Nous ne sommes pas féministes mais nous pensons que le débat plusieurs fois tenté, en France, sur la représentation des femmes dans les expositions d’art contemporain mérite mieux que deux blagues goguenardes.
Nous ne sommes pas féministes mais nous nous demandons pourquoi un critique malhabile jugeant l’œuvre de David Hammonds trop «africaine-américaine» se verrait rapidement qualifié, non sans justification, de raciste ou d’imbécile alors qu’il pourrait sans crainte désigner l’œuvre d’une femme comme trop féminine.
Nous ne sommes pas féministes mais nous nous demandons pourquoi ce même critique (décidément peu pertinent…) trouvant l’œuvre de General Idea trop homosexuelle se verrait immédiatement affublé – avec raison – du terme d’homophobe, alors qu’il peut, sans subir aucun reproche, juger l’œuvre d’une femme trop girly.

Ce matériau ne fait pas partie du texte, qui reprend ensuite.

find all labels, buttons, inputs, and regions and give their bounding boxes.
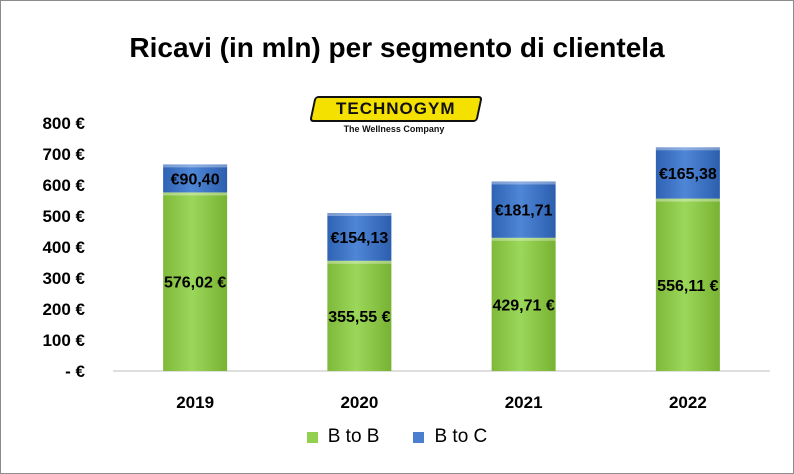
legend-swatch-b-to-c [413,431,425,443]
bar-highlight-b-to-c [491,181,556,185]
legend-item-b-to-c: B to C [413,426,487,448]
logo-tagline: The Wellness Company [343,124,445,134]
bar-b-to-b [327,260,392,371]
bar-highlight-b-to-c [655,147,720,151]
bar-b-to-b [163,192,228,371]
data-label-b-to-b: 355,55 € [328,309,390,326]
bar-b-to-c [327,212,392,261]
technogym-logo: TECHNOGYM The Wellness Company [306,94,483,138]
chart-title: Ricavi (in mln) per segmento di clientel… [129,32,665,63]
y-tick-label: 800 € [42,114,85,133]
x-tick-label: 2020 [340,393,378,412]
data-label-b-to-b: 429,71 € [492,297,554,314]
y-tick-label: 200 € [42,300,85,319]
bar-b-to-c [163,164,228,193]
x-tick-label: 2021 [505,393,543,412]
data-label-b-to-b: 556,11 € [657,278,719,295]
legend-item-b-to-b: B to B [306,426,380,448]
y-tick-label: 600 € [42,176,85,195]
y-tick-label: 300 € [42,269,85,288]
x-tick-label: 2022 [669,393,707,412]
data-label-b-to-c: €165,38 [659,166,717,183]
y-tick-label: 500 € [42,207,85,226]
y-tick-label: 100 € [42,331,85,350]
y-tick-label: - € [65,362,85,381]
bar-highlight-b-to-b [327,260,392,264]
legend-label-b-to-b: B to B [327,426,380,447]
data-label-b-to-c: €90,40 [171,171,220,188]
data-label-b-to-c: €181,71 [495,203,553,220]
data-label-b-to-c: €154,13 [330,230,388,247]
x-tick-label: 2019 [176,393,214,412]
legend: B to B B to C [0,426,794,448]
data-label-b-to-b: 576,02 € [164,275,226,292]
bar-b-to-c [491,181,556,238]
bar-highlight-b-to-c [327,212,392,216]
y-tick-label: 700 € [42,145,85,164]
bar-highlight-b-to-b [163,192,228,196]
bar-b-to-b [655,198,720,371]
bar-highlight-b-to-b [655,198,720,202]
bar-highlight-b-to-b [491,237,556,241]
legend-swatch-b-to-b [306,431,318,443]
bar-b-to-b [491,237,556,371]
bar-b-to-c [655,147,720,199]
bar-highlight-b-to-c [163,164,228,168]
y-tick-label: 400 € [42,238,85,257]
legend-label-b-to-c: B to C [434,426,488,447]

Nous ne sommes pas féministes mais sommes dubitatifs quand des acteurs de l’art contemporain affirment qu’une œuvre d’art pertinente est «nécessairement» asexuée.
Nous ne sommes pas féministes mais nous demandons sérieusement si l’art asexué est autre chose qu’un art trop évidemment masculin comme l’art dit international fut rarement autre chose qu’un art occidental, principalement américain.
Nous ne sommes pas féministes mais nous demandons pourquoi et comment le terme féministe est devenu, en France, presque péjoratif.
Nous ne sommes pas féministes mais nous demandons pourquoi tout le monde n’est pas féministe.
Nous ne sommes pas féministes mais nous avions un fort désir d’inviter les Guerilla Girls, particulièrement ici, à Paris.